JUSQU’OÙ IRA L’ESCALADE EN CORÉE DU NORD ?

CoréeLe scénario semble immuable : tir d’essai de missile nord-coréen (le dernier est allé s’abîmer vendredi en mer du Japon), déclaration triomphale du leadeur communiste Kim Jong-un proclamant cette fois que « tout le territoire américain est à portée de tir n’importe où, n’importe quand », et condamnation unanime (mais avec des variantes selon les pays) de la communauté internationale… Sauf qu’il existe désormais une inconnue de taille qui rend palpable la montée de la tension internationale : la réaction de Donald Trump.

Depuis qu’il a pris ses fonctions, on sait que le nouveau président américain est aussi imprévisible que son prédécesseur à la Maison-Blanche, Barack Obama, s’était montré d’une constante passivité devant les provocations de Pyongyang. Le ton des Etats-Unis s’est en tout cas durci. Trump a qualifié d’action « imprudente et dangereuse » les essais nord-coréens. Et hier, le secrétaire d’État américain Rex Tillerson a estimé qu’« en tant que soutien économique du programme nucléaire balistique de la Corée du Nord, la Chine et la Russie portent une responsabilité unique et spéciale dans l’augmentation de la menace pour la stabilité régionale et globale ».

Pour la première fois depuis longtemps, des représailles militaires sont ouvertement exprimées par les Américains, qui avaient déjà fait mine en mai d’envoyer sur zone une armada. Les États-Unis et la Corée du Sud ont entrepris un exercice militaire avec missiles à l’appui… Et tous les risques de dérapage que cela comporte.
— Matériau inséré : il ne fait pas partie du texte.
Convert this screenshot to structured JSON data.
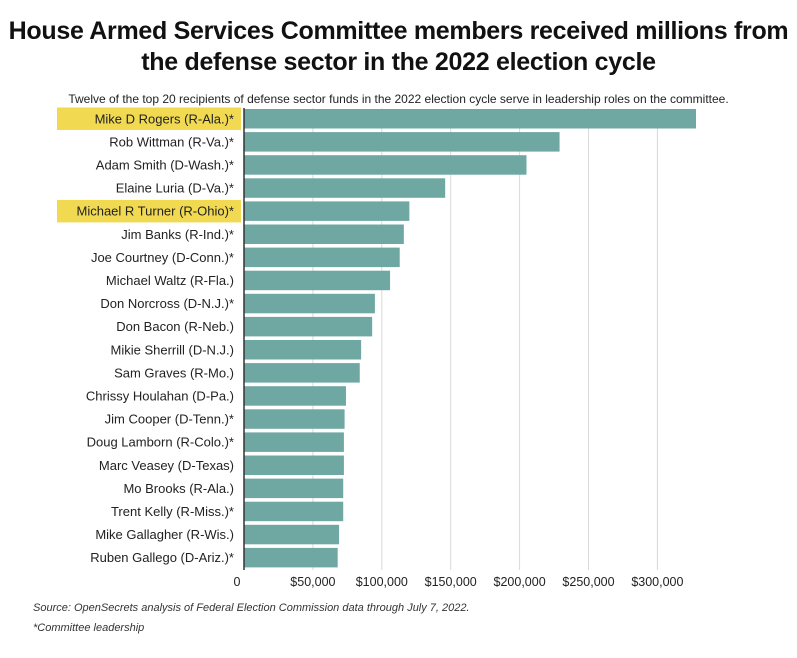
{
  "colors": {
    "bar": "#6fa8a3",
    "highlight": "#f1da52",
    "grid": "#d9d9d9",
    "axis": "#333333"
  },
  "chart_data": {
    "type": "bar",
    "orientation": "horizontal",
    "title": "House Armed Services Committee members received millions from the defense sector in the 2022 election cycle",
    "subtitle": "Twelve of the top 20 recipients of defense sector funds in the 2022 election cycle serve in leadership roles on the committee.",
    "categories": [
      "Mike D Rogers (R-Ala.)*",
      "Rob Wittman (R-Va.)*",
      "Adam Smith (D-Wash.)*",
      "Elaine Luria (D-Va.)*",
      "Michael R Turner (R-Ohio)*",
      "Jim Banks (R-Ind.)*",
      "Joe Courtney (D-Conn.)*",
      "Michael Waltz (R-Fla.)",
      "Don Norcross (D-N.J.)*",
      "Don Bacon (R-Neb.)",
      "Mikie Sherrill (D-N.J.)",
      "Sam Graves (R-Mo.)",
      "Chrissy Houlahan (D-Pa.)",
      "Jim Cooper (D-Tenn.)*",
      "Doug Lamborn (R-Colo.)*",
      "Marc Veasey (D-Texas)",
      "Mo Brooks (R-Ala.)",
      "Trent Kelly (R-Miss.)*",
      "Mike Gallagher (R-Wis.)",
      "Ruben Gallego (D-Ariz.)*"
    ],
    "values": [
      328000,
      229000,
      205000,
      146000,
      120000,
      116000,
      113000,
      106000,
      95000,
      93000,
      85000,
      84000,
      74000,
      73000,
      72500,
      72500,
      72000,
      72000,
      69000,
      68000
    ],
    "highlighted": [
      "Mike D Rogers (R-Ala.)*",
      "Michael R Turner (R-Ohio)*"
    ],
    "xlim": [
      0,
      340000
    ],
    "ticks": [
      0,
      50000,
      100000,
      150000,
      200000,
      250000,
      300000
    ],
    "tick_labels": [
      "0",
      "$50,000",
      "$100,000",
      "$150,000",
      "$200,000",
      "$250,000",
      "$300,000"
    ],
    "grid": true,
    "legend": "none"
  },
  "footer": {
    "source": "Source: OpenSecrets analysis of Federal Election Commission data through July 7, 2022.",
    "note": "*Committee leadership"
  }
}
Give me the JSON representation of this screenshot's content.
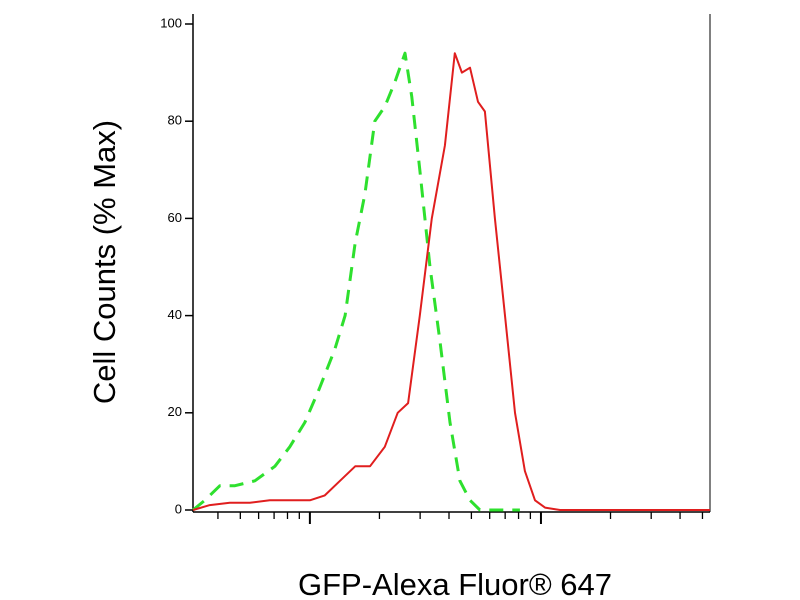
{
  "chart_data": {
    "type": "line",
    "x_label": "GFP-Alexa Fluor® 647",
    "y_label": "Cell Counts (% Max)",
    "xscale": "log",
    "xlim": [
      31.2,
      5390
    ],
    "xticks": [
      40,
      50,
      60,
      70,
      80,
      90,
      100,
      200,
      300,
      400,
      500,
      600,
      700,
      800,
      900,
      1000,
      2000,
      3000,
      4000,
      5000
    ],
    "ylim": [
      0,
      100
    ],
    "yticks": [
      0,
      20,
      40,
      60,
      80,
      100
    ],
    "series": [
      {
        "color": "#2ee02e",
        "dashed": true,
        "x": [
          31.2,
          35.1,
          40.8,
          47.4,
          57.8,
          70.6,
          81.9,
          95.1,
          110,
          128,
          142,
          157,
          173,
          191,
          211,
          233,
          258,
          276,
          299,
          331,
          365,
          404,
          446,
          493,
          544,
          811
        ],
        "values": [
          0,
          2,
          5,
          5,
          6,
          9,
          13,
          18,
          25,
          33,
          40,
          55,
          65,
          80,
          83,
          88,
          94,
          85,
          70,
          50,
          35,
          18,
          6,
          2,
          0,
          0
        ]
      },
      {
        "color": "#e01e1e",
        "dashed": false,
        "x": [
          31.2,
          36.9,
          45.0,
          55.0,
          67.1,
          81.9,
          100,
          116,
          135,
          157,
          182,
          211,
          240,
          266,
          299,
          337,
          384,
          424,
          455,
          493,
          534,
          572,
          632,
          699,
          772,
          852,
          942,
          1041,
          1209,
          5390
        ],
        "values": [
          0,
          1,
          1.5,
          1.5,
          2,
          2,
          2,
          3,
          6,
          9,
          9,
          13,
          20,
          22,
          40,
          60,
          75,
          94,
          90,
          91,
          84,
          82,
          60,
          40,
          20,
          8,
          2,
          0.5,
          0,
          0
        ]
      }
    ]
  }
}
L’« assurance vie » de Pyongyang

« Le pôle de tension mondiale est en train de se déplacer vers l’Extrême-Orient », relève Juliette Morillot*. Pour cette spécialiste de la péninsule coréenne, « il faut arrêter de considérer les Nord-Coréens comme des fous. Ils sont au contraire d’une très grande rationalité et il est contre-productif de les diaboliser ». Depuis la guerre de Corée en 1950, où les Américains ont été tout près d’utiliser l’arme nucléaire pour en finir avec les communistes nord-coréens, ces derniers sont obsédés par leur sécurité. « Or ils se sentent de plus en plus menacés, explique Juliette Morillot. Leur armée étant aujourd’hui jugée dépassée, ils considèrent donc l’arme nucléaire comme leur assurance vie. »

Même si tous les pays plus ou moins proches de la péninsule coréenne (Chine, Japon, Russie) se satisfont de la partition de la Corée entre le Sud et le Nord, la situation pourrait vite dégénérer. L’armistice du 27 juillet 1953 n’a jamais été signé par la Corée du Sud et aucun traité de paix n’a par ailleurs été ratifié. Techniquement, les pays sont donc toujours en guerre. Ce qui donne un certain relief à l’escalade actuelle.

* Coauteur de « la Corée du Nord en 100 questions », Ed. Tallandier, 384 p., 15,90 €.